Metadata-Version: 2.4
Name: mlb_odds_scraper
Version: 0.1.11
Summary: A package for scraping MLB odds data from OddsPortal
Author-email: Oronto <vile319@gmail.com>
Project-URL: Homepage, https://github.com/Oronto/mlb_odds_scraper
Project-URL: Bug Tracker, https://github.com/Oronto/mlb_odds_scraper/issues
Classifier: Programming Language :: Python :: 3
Classifier: License :: OSI Approved :: MIT License
Classifier: Operating System :: OS Independent
Requires-Python: >=3.8
Description-Content-Type: text/markdown
License-File: LICENSE
Requires-Dist: pandas>=1.0.0
Requires-Dist: selenium>=4.0.0
Requires-Dist: stealthenium>=0.1.0
Requires-Dist: sqlalchemy>=1.4.0
Requires-Dist: MLB-StatsAPI>=1.0.0
Dynamic: license-file

# MLB Odds Scraper

A Python package for scraping MLB odds data from OddsPortal.

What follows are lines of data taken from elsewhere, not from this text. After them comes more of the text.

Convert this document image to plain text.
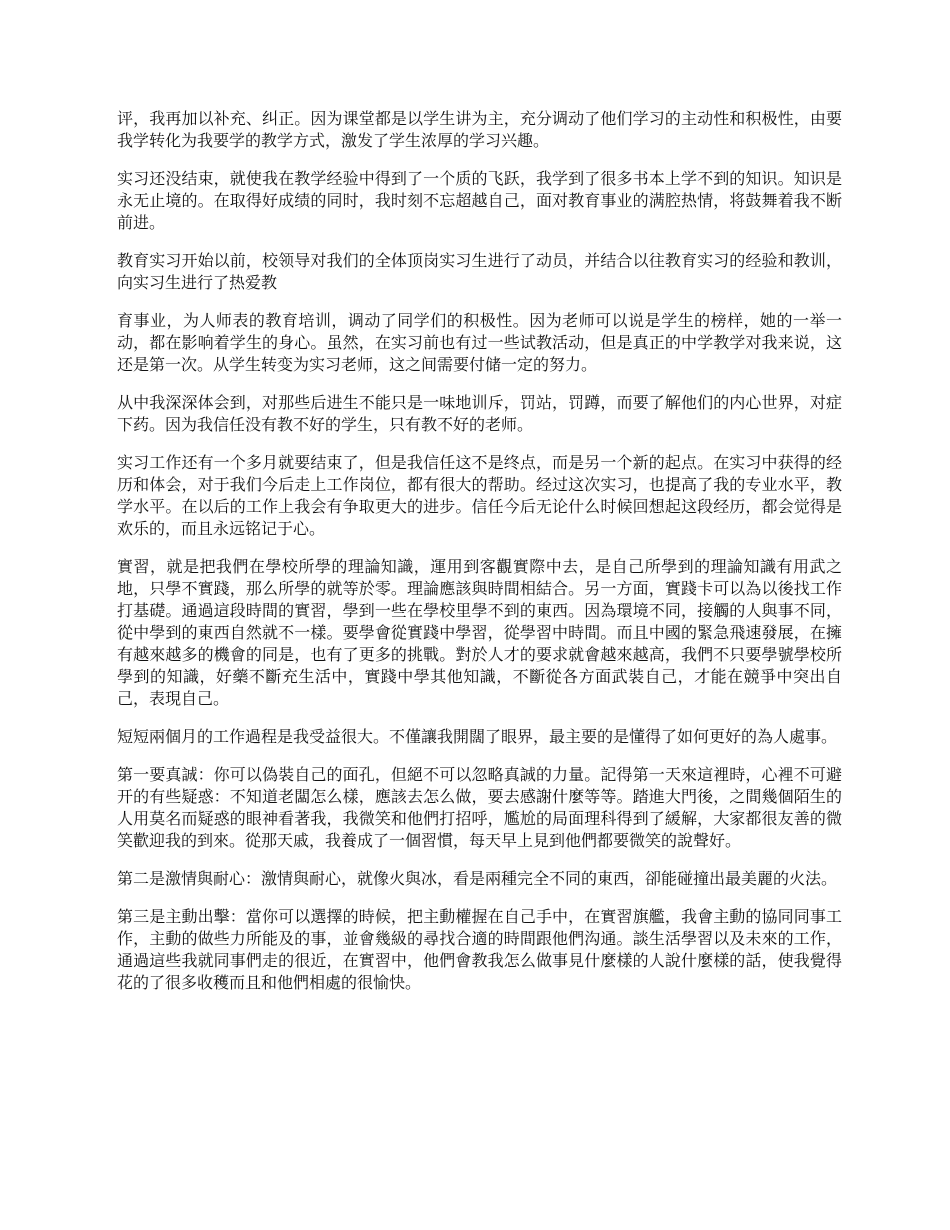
评，我再加以补充、纠正。因为课堂都是以学生讲为主，充分调动了他们学习的主动性和积极性，由要我学转化为我要学的教学方式，激发了学生浓厚的学习兴趣。

实习还没结束，就使我在教学经验中得到了一个质的飞跃，我学到了很多书本上学不到的知识。知识是永无止境的。在取得好成绩的同时，我时刻不忘超越自己，面对教育事业的满腔热情，将鼓舞着我不断前进。

教育实习开始以前，校领导对我们的全体顶岗实习生进行了动员，并结合以往教育实习的经验和教训，向实习生进行了热爱教

育事业，为人师表的教育培训，调动了同学们的积极性。因为老师可以说是学生的榜样，她的一举一动，都在影响着学生的身心。虽然，在实习前也有过一些试教活动，但是真正的中学教学对我来说，这还是第一次。从学生转变为实习老师，这之间需要付储一定的努力。

从中我深深体会到，对那些后进生不能只是一味地训斥，罚站，罚蹲，而要了解他们的内心世界，对症下药。因为我信任没有教不好的学生，只有教不好的老师。

实习工作还有一个多月就要结束了，但是我信任这不是终点，而是另一个新的起点。在实习中获得的经历和体会，对于我们今后走上工作岗位，都有很大的帮助。经过这次实习，也提高了我的专业水平，教学水平。在以后的工作上我会有争取更大的进步。信任今后无论什么时候回想起这段经历，都会觉得是欢乐的，而且永远铭记于心。

實習，就是把我們在學校所學的理論知識，運用到客觀實際中去，是自己所學到的理論知識有用武之地，只學不實踐，那么所學的就等於零。理論應該與時間相結合。另一方面，實踐卡可以為以後找工作打基礎。通過這段時間的實習，學到一些在學校里學不到的東西。因為環境不同，接觸的人與事不同，從中學到的東西自然就不一樣。要學會從實踐中學習，從學習中時間。而且中國的緊急飛速發展，在擁有越來越多的機會的同是，也有了更多的挑戰。對於人才的要求就會越來越高，我們不只要學號學校所學到的知識，好藥不斷充生活中，實踐中學其他知識，不斷從各方面武裝自己，才能在競爭中突出自己，表現自己。

短短兩個月的工作過程是我受益很大。不僅讓我開闊了眼界，最主要的是懂得了如何更好的為人處事。

第一要真誠：你可以偽裝自己的面孔，但絕不可以忽略真誠的力量。記得第一天來這裡時，心裡不可避开的有些疑惑：不知道老闆怎么樣，應該去怎么做，要去感謝什麼等等。踏進大門後，之間幾個陌生的人用莫名而疑惑的眼神看著我，我微笑和他們打招呼，尷尬的局面理科得到了緩解，大家都很友善的微笑歡迎我的到來。從那天戚，我養成了一個習慣，每天早上見到他們都要微笑的說聲好。

第二是激情與耐心：激情與耐心，就像火與冰，看是兩種完全不同的東西，卻能碰撞出最美麗的火法。

第三是主動出擊：當你可以選擇的時候，把主動權握在自己手中，在實習旗艦，我會主動的協同同事工作，主動的做些力所能及的事，並會幾級的尋找合適的時間跟他們沟通。談生活學習以及未來的工作，通過這些我就同事們走的很近，在實習中，他們會教我怎么做事見什麼樣的人說什麼樣的話，使我覺得花的了很多收穫而且和他們相處的很愉快。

This package provides tools to easily retrieve and analyze betting odds for MLB games.

## Installation

```bash
pip install mlb_odds_scraper
```

## Features

- Scrape historical MLB betting odds from OddsPortal
- Support for concurrent page scraping
- Clean and structured data output with team ID mapping
- Timezone handling (converts game times to UTC)
- Filters out All-Star games automatically
- Adaptive selectors to handle website structure changes
- Enhanced stealth mode to avoid detection

## Requirements

- Python >= 3.8
- Chrome/Chromium browser installed

## Dependencies

- pandas >= 1.0.0
- selenium >= 4.0.0
- stealthenium >= 0.1.0
- MLB-StatsAPI >= 1.0.0

## Usage

```python
from mlb_odds_scraper import scrape_oddsportal_mlb, scrape_oddsportal_mlb_years, process_game_data

# Scrape a single year
games = scrape_oddsportal_mlb(2024)  # Scrapes all pages for 2024
games = scrape_oddsportal_mlb(2024, max_pages=5)  # Scrape first 5 pages only

# Scrape multiple years
df = scrape_oddsportal_mlb_years(2020, 2024)  # Scrapes 2020-2023
df = scrape_oddsportal_mlb_years()  # Scrapes 2006-2024 (default)

# Process the scraped data
processed_df = process_game_data(df)
# Returns DataFrame with:
# - Parsed dates and times (UTC)
# - Team IDs from MLB-StatsAPI
# - Cleaned odds and scores
# - Removed All-Star games
```

## Changelog

### v0.1.2
- Added multiple selectors to handle website structure changes
- Improved error handling and robustness
- Enhanced stealth mode to avoid detection
- Added better date and time parsing
- Fixed issues with future year scraping

### v0.1.1
- Initial release

## License

This project is licensed under the MIT License - see the LICENSE file for details.

## Contributing

Contributions are welcome! Please feel free to submit a Pull Request.